"Unusual" Facts about Mr. Shakespeare

http://onlineroom.blogspot.com/2008/09/unusualfactswilliamshakespeare.html I get a kick out of posting lists like this because it’s fun to look at how many a) are common knowledge and b) are not facts at all.  Like when it says “Few people realize…that Shakespeare acted in his own works.”  Really?  I’d be willing to wager that actually most people know that :). Was Henry VI Part 1 really Shakespeare’s first play? I always thought that Comedy of Errors had that honor.

Is Oberon A Bad Guy?

So I’ve been going back and forth of A Midsummer Night’s Dream lately, as I think it will be the next play I introduce the kids to.  There’s something about the ending that bothers me.  Oberon’s angry with Titania because he wants the changeling boy.  Titania clearly has a stronger claim on the child, what with the whole “his mother was one of my followers” thing.  Oberon’s only claim seems to be “because I’m the king and I said so.” So he puts her under a magic spell, and then, while brainwashed, says “Give me the child”, which she does. Now that he’s got what he wants, he releases her from the spell and they all go off on their happy way.

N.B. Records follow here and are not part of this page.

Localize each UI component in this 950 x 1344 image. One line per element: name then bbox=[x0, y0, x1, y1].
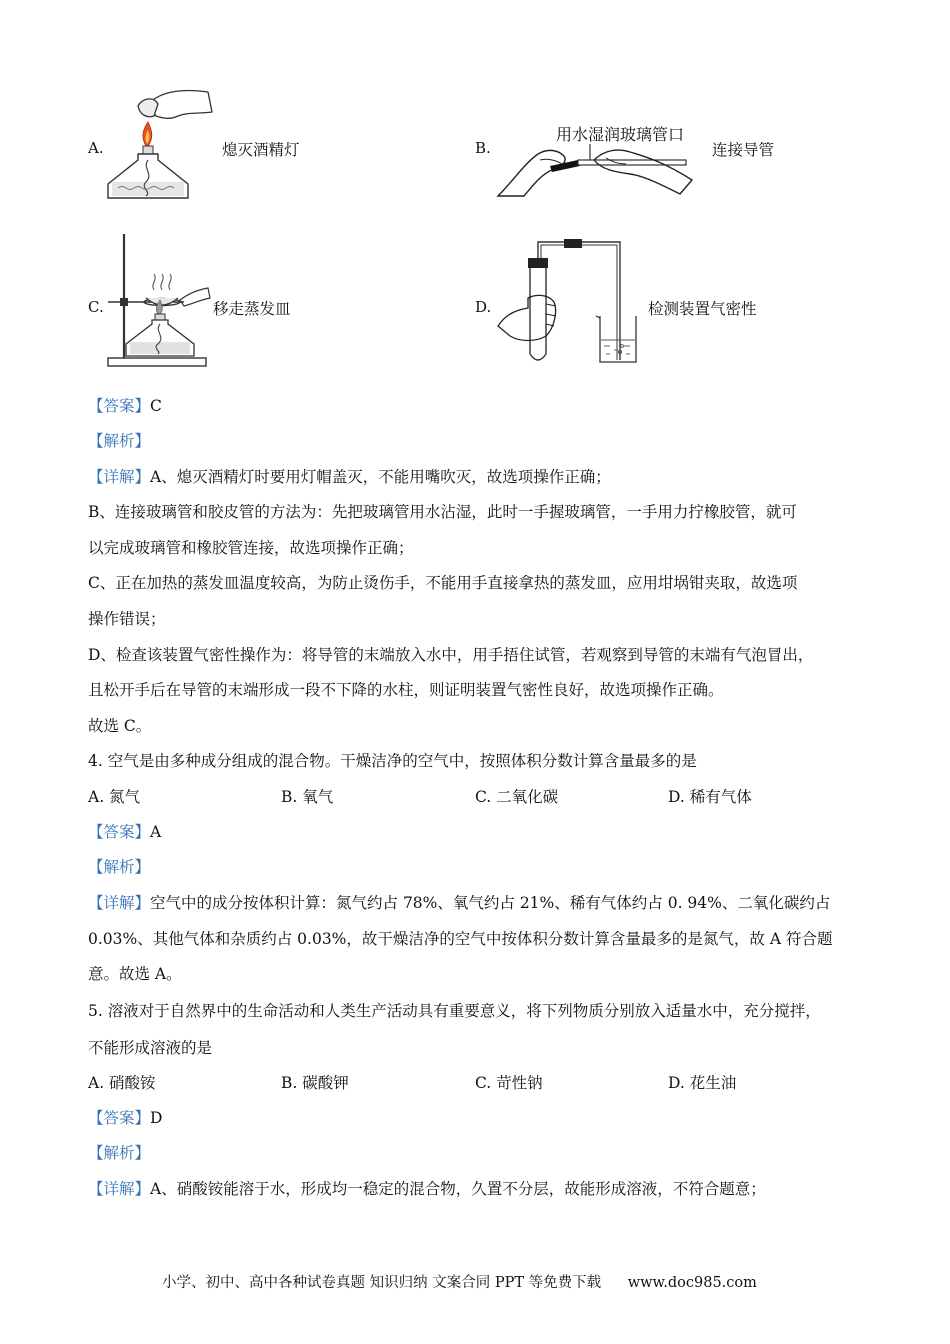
option-c-caption: 移走蒸发皿 bbox=[213, 300, 291, 318]
tube-connection-figure bbox=[494, 140, 702, 200]
footer-url[interactable]: www.doc985.com bbox=[627, 1275, 757, 1291]
option-d-letter: D. bbox=[475, 298, 492, 316]
q5-option-b: B. 碳酸钾 bbox=[281, 1074, 349, 1092]
q3-detail-line-6: D、检查该装置气密性操作为：将导管的末端放入水中，用手捂住试管，若观察到导管的末端有气泡冒出， bbox=[88, 646, 814, 664]
q4-option-b: B. 氧气 bbox=[281, 788, 334, 806]
q3-detail-text: A、熄灭酒精灯时要用灯帽盖灭，不能用嘴吹灭，故选项操作正确； bbox=[150, 468, 611, 486]
q3-detail-line-1 bbox=[88, 467, 611, 487]
option-c-letter: C. bbox=[88, 298, 104, 316]
q5-stem-line-1: 5. 溶液对于自然界中的生命活动和人类生产活动具有重要意义，将下列物质分别放入适量水中，充分搅拌， bbox=[88, 1002, 821, 1020]
q4-option-c: C. 二氧化碳 bbox=[475, 788, 559, 806]
q5-option-d: D. 花生油 bbox=[668, 1074, 737, 1092]
option-a-caption: 熄灭酒精灯 bbox=[222, 141, 300, 159]
detail-tag: 【详解】 bbox=[88, 894, 151, 912]
q3-detail-line-4: C、正在加热的蒸发皿温度较高，为防止烫伤手，不能用手直接拿热的蒸发皿，应用坩埚钳夹取，故选项 bbox=[88, 574, 798, 592]
q3-conclusion: 故选 C。 bbox=[88, 717, 152, 735]
alcohol-lamp-cap-figure bbox=[108, 82, 218, 204]
q5-stem-line-2: 不能形成溶液的是 bbox=[88, 1039, 213, 1057]
detail-tag: 【详解】 bbox=[88, 468, 151, 486]
q5-answer: D bbox=[150, 1109, 163, 1127]
q4-stem: 4. 空气是由多种成分组成的混合物。干燥洁净的空气中，按照体积分数计算含量最多的是 bbox=[88, 752, 697, 770]
detail-tag: 【详解】 bbox=[88, 1180, 151, 1198]
footer-text: 小学、初中、高中各种试卷真题 知识归纳 文案合同 PPT 等免费下载 bbox=[162, 1275, 602, 1291]
figure-b-label: 用水湿润玻璃管口 bbox=[556, 125, 685, 144]
q3-detail-line-7: 且松开手后在导管的末端形成一段不下降的水柱，则证明装置气密性良好，故选项操作正确。 bbox=[88, 681, 724, 699]
option-d-caption: 检测装置气密性 bbox=[648, 300, 757, 318]
answer-tag: 【答案】 bbox=[88, 823, 151, 841]
air-tightness-figure bbox=[496, 232, 644, 368]
q3-detail-line-2: B、连接玻璃管和胶皮管的方法为：先把玻璃管用水沾湿，此时一手握玻璃管，一手用力拧橡胶管，就可 bbox=[88, 503, 797, 521]
q3-analysis-tag: 【解析】 bbox=[88, 432, 151, 450]
q5-detail-text: A、硝酸铵能溶于水，形成均一稳定的混合物，久置不分层，故能形成溶液，不符合题意； bbox=[150, 1180, 766, 1198]
q4-option-a: A. 氮气 bbox=[88, 788, 141, 806]
q4-answer: A bbox=[150, 823, 162, 841]
q4-answer-line bbox=[88, 822, 161, 842]
q5-option-a: A. 硝酸铵 bbox=[88, 1074, 156, 1092]
q4-option-d: D. 稀有气体 bbox=[668, 788, 752, 806]
q4-detail-line-2: 0.03%、其他气体和杂质约占 0.03%，故干燥洁净的空气中按体积分数计算含量最多的是氮气，故 A 符合题 bbox=[88, 930, 833, 948]
q5-detail-line-1 bbox=[88, 1179, 766, 1199]
q5-option-c: C. 苛性钠 bbox=[475, 1074, 543, 1092]
q3-answer: C bbox=[150, 397, 162, 415]
option-b-letter: B. bbox=[475, 139, 491, 157]
q5-analysis-tag: 【解析】 bbox=[88, 1144, 151, 1162]
evaporating-dish-figure bbox=[104, 232, 212, 368]
q3-detail-line-5: 操作错误； bbox=[88, 610, 166, 628]
q4-detail-line-1 bbox=[88, 893, 830, 913]
q4-analysis-tag: 【解析】 bbox=[88, 858, 151, 876]
q4-detail-text: 空气中的成分按体积计算：氮气约占 78%、氧气约占 21%、稀有气体约占 0. 94%、二氧化碳约占 bbox=[150, 894, 831, 912]
answer-tag: 【答案】 bbox=[88, 1109, 151, 1127]
option-a-letter: A. bbox=[88, 139, 104, 157]
q5-answer-line bbox=[88, 1108, 162, 1128]
q4-detail-line-3: 意。故选 A。 bbox=[88, 965, 182, 983]
footer bbox=[162, 1271, 757, 1292]
option-b-caption: 连接导管 bbox=[712, 141, 775, 159]
q3-detail-line-3: 以完成玻璃管和橡胶管连接，故选项操作正确； bbox=[88, 539, 414, 557]
q3-answer-line bbox=[88, 396, 162, 416]
answer-tag: 【答案】 bbox=[88, 397, 151, 415]
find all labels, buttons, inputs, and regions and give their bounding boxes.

Umm….does that make him a nice guy?  Are we supposed to like him for that?  At what point does Titania say, “Wait a minute…I had a changeling boy around here somewhere….where did he ….. Oberon!!!!!” As I ponder how to relate this story to the kids, I’m figuring on changing the ending so that Oberon feels bad for what he’s doing to Titania and decides to her keep the boy.  (My 6yr old daughter, who apparently has too many friends of divorced parents already at her age, and who only knows that Oberon and Titania are fighting over a little human boy who came to live with the fairies, suggested “Maybe one week the boy can stay with the king, and then the next week he can stay with the queen, and then back to the king….”) I know that some people put Dream up there in the ranks with Hamlet as one of Shakespeare’s best.  I don’t have that level of experience with the play, and have always viewed it more as “The one the local school kids always put on because you can never have too many fairies.”   So somebody enlighten me about the deep meaning that I’m missing. 

Coffee With Shakespeare

Coworker this morning tells me, “Hey, saw a Shakespeare book over the weekend, thought of you.” “Which one?” I ask.  “I probably know it.” “It was called Coffee with Shakespeare.” “I don’t know that one.” “It was this tiny little thing, looked like the idea was that the author goes back in time and has coffee with Shakespeare.  It was part of a series, there was a whole bunch of them.” “Coffee with Descartes, Coffee with Mark Twain, and so on?” “Yeah.  Seemed cheesy.”   I go hunting around anyway.  Turns out this particular “cheesy” book is edited by Stanley Wells, one of the foremost Shakespeare authorities in the business today.  It’s also got a forward by Joseph Fiennes, the guy who played Shakespeare in Shakespeare in Love. I relay this information to my coworker, who responds, “Yeah, that’s the one. It was the forward by Fiennes that made me not pick it up.”

Shakespeare Geeklet

“Daddy, that’s the Shakespeare book that Santa gave me.  He knows I can read it myself.  If music…be….the food of…love…….”     “Play on…” “I know, Daddy.  I was thinking the words in my head, and trying to figure out if that makes any sense.”   My daughter is 6.